Context
Sub-issue of #10671. Unit tests for resumeHarness.mjs (and likely bridge-daemon.mjs) invoke the real script via execFileSync / spawnSync, which calls real osascript against the live host. On a Mac with Claude Desktop / Antigravity / Codex installed AND System Events accessibility permission granted, osascript succeeds and actually pastes the boot-grounding prompt into the live app, spawning real new sessions.
Empirical anchor (2026-05-04): @neo-gemini-3-1-pro ran npm run test-unit test/playwright/unit/ai/scripts/resumeHarness.spec.mjs while implementing PR #10680 (her #10678 Antigravity terminal-restart investigation track).
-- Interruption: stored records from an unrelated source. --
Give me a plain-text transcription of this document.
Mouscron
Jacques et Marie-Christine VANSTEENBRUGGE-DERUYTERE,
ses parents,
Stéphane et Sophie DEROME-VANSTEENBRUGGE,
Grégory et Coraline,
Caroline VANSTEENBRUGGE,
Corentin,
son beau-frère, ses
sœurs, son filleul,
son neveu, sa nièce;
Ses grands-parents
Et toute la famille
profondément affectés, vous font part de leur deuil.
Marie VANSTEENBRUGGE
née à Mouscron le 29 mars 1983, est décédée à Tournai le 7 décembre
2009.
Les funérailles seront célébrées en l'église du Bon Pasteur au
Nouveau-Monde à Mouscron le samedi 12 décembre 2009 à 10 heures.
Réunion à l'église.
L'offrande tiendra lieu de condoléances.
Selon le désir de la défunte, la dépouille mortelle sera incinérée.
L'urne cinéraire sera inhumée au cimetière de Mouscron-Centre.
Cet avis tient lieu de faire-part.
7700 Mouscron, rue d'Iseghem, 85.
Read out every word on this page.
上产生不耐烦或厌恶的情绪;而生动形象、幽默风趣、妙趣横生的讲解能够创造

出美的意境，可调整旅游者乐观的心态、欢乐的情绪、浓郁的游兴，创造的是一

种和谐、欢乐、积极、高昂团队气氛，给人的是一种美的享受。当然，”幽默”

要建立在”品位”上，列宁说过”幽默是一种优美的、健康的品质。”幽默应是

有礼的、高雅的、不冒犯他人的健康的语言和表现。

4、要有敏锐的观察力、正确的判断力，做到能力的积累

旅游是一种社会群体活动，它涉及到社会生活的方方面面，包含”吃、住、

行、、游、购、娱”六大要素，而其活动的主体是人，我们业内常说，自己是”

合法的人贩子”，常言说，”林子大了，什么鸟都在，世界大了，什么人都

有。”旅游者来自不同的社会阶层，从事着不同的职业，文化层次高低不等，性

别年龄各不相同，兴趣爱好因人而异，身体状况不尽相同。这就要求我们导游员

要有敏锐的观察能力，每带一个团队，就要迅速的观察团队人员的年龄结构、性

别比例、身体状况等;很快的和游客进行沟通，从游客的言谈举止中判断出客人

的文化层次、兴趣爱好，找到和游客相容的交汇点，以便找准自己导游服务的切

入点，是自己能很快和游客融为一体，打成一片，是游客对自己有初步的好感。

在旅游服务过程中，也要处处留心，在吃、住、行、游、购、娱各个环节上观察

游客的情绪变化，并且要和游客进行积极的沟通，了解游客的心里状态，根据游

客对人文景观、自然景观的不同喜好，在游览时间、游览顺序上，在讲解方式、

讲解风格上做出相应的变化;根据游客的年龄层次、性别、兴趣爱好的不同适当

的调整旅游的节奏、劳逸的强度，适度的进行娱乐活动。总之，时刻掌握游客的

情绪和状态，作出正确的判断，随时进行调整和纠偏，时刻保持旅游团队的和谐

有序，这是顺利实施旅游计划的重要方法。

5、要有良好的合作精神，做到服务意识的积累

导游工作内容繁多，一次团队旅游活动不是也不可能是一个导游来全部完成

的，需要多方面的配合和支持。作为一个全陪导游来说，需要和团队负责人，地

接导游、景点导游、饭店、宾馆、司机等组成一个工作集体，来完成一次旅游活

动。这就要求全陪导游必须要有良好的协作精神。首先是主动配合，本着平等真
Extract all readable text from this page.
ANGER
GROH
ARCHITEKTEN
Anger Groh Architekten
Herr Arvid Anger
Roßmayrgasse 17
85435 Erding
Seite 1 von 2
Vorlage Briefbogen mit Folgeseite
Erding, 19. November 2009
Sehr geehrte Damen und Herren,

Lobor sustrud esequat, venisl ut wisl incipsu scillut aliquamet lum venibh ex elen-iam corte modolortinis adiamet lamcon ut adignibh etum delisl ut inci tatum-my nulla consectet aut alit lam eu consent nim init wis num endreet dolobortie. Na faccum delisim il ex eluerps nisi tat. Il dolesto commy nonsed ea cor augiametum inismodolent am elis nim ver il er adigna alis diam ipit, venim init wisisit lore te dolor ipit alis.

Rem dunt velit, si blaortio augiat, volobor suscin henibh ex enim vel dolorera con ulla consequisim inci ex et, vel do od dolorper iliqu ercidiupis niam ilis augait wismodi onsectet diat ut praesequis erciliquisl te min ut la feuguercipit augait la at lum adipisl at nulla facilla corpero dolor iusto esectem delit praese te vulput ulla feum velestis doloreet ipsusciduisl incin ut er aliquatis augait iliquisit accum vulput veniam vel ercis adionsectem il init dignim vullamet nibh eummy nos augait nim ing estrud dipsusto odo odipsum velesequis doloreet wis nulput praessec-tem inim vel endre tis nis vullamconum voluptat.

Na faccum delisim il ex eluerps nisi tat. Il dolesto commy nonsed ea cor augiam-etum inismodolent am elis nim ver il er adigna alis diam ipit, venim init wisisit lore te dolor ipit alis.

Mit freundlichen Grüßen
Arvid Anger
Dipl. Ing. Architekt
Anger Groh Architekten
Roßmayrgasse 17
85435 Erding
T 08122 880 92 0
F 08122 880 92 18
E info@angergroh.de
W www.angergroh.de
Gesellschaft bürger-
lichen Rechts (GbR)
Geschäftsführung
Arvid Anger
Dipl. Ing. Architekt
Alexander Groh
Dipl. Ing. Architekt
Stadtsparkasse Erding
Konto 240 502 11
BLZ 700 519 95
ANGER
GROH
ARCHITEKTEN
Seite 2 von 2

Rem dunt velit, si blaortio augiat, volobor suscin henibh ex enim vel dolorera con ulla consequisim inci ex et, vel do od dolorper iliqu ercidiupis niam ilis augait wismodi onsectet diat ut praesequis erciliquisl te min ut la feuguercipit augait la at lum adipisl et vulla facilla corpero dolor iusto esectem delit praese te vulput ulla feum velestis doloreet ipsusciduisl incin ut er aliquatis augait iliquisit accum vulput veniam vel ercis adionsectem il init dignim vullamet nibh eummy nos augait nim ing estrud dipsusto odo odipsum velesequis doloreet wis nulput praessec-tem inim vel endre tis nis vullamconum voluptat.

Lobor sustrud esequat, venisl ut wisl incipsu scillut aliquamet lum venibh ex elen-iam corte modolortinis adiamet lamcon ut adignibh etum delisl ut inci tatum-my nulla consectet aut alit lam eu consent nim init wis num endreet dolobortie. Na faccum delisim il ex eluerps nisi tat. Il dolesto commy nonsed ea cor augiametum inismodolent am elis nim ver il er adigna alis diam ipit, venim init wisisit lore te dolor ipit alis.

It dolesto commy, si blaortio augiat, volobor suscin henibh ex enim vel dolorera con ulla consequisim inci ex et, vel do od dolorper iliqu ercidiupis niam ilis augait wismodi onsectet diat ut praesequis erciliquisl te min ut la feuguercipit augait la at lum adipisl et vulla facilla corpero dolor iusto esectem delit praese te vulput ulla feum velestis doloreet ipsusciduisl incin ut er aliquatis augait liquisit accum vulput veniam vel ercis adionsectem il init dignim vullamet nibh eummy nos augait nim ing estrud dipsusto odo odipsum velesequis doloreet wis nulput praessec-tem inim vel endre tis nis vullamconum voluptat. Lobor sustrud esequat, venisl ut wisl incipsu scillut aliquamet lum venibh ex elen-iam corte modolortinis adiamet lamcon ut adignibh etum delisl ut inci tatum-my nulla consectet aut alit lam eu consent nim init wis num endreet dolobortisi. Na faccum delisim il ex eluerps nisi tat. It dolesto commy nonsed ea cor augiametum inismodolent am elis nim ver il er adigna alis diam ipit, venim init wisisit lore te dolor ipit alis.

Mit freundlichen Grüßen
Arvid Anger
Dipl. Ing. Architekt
The test suite spawned 2 phantom Claude Desktop sessions on @tobiu's host with the boot-grounding prompt as their first user message ("Recovery context: test" — matching the 'test' reason argument the test passes). Confirmed in same-session A2A.
Operator framing: "imagine a real night shift. one of you starts 'all' unit tests and game over." Autonomous overnight operation + this test = catastrophic spawn storm.
The Problem
The test pattern at test/playwright/unit/ai/scripts/resumeHarness.spec.mjs:
- Line 64:
execFileSync('node', [scriptPath, '@neo-unknown', 'test'], {env: overrideEnv}) — unknown identity exits early before osascript, safe
- Line 74:
execFileSync('node', [scriptPath, '@neo-opus-4-7', 'test'], {env: overrideEnv}) — UNSAFE: known identity → osascript fires → real Claude Desktop paste
- Line 94:
spawnSync('node', [scriptPath, '@neo-opus-4-7', 'test'], {env: gateOnlyEnv()}) — gate-tripped path, safe (gate blocks before osascript)
- Line 113:
spawnSync('node', [scriptPath, '@neo-opus-4-7', 'test'], {env: <gate-enabled>}) — UNSAFE: gate-enabled path → osascript fires → real paste
overrideEnv (line 45) explicitly sets WAKE_GATE_OVERRIDE: '1' to bypass the gate, which is correct for testing the post-gate code paths but unsafe when those paths hit real osascript.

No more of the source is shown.